Where do you take the temp in a fatty? Do you put it halfway in the sausage or do you put it in the center?

I'm new to smoking (I will also go into roll call soon with some pics of my equipment), and fatties look like a way to get my family to get into it as well.


----------



## miamirick (Nov 13, 2013)

I don't believe you need to take temps on a fattie,  here's why

The fillings ( in the middle) will have a different temp requirement than the sausage wrapping and that differs from the bacon wrap if you use one.   They usually go for a couple hours but you can get a feel by looking at the fattie . You could try to temp the sausage only but it is usually small maybe 1/2" thick.

.  Time and appearance is probably your best bet


----------



## downtown dave (Nov 16, 2013)

I took several temperature readings just to be sure.

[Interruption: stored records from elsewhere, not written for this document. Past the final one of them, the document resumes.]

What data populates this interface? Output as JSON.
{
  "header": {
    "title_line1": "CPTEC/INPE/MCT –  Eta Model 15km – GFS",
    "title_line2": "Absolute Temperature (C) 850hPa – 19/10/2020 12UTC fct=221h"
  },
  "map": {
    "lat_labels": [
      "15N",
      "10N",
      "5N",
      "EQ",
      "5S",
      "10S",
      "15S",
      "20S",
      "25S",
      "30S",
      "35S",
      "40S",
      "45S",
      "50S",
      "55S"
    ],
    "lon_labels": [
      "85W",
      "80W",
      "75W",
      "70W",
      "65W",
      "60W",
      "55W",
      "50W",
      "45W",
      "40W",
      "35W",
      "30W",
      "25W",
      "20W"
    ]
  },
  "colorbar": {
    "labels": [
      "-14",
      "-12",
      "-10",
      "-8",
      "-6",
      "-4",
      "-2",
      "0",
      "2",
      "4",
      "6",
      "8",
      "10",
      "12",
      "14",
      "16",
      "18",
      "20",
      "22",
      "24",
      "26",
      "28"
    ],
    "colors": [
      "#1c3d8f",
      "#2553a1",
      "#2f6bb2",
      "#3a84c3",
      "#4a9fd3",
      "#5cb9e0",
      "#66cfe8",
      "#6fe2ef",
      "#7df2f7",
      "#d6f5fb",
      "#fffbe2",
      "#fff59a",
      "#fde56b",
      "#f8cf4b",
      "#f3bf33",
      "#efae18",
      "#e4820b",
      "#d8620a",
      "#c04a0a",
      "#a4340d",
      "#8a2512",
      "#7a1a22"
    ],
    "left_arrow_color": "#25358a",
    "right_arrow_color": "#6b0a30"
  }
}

I took it from the middle (top down), in the side (at the end) and only into the top layer of the meat. I moved my fatty closer to the heat (off set smoker) for about 20 min when I thought it was done just to be sure.


----------



## steammaker (Nov 18, 2013)

I took the temp in the center to 170. It was my first smoke in the vertical after seasoning. Here is some Qview.













image copy 3.jpeg



__ steammaker
__ Nov 18, 2013


















image copy 4.jpeg



__ steammaker
__ Nov 18, 2013


















photo copy.JPG



__ steammaker
__ Nov 18, 2013


----------



## downtown dave (Nov 19, 2013)

Looks like you nailed it. Congrats!


----------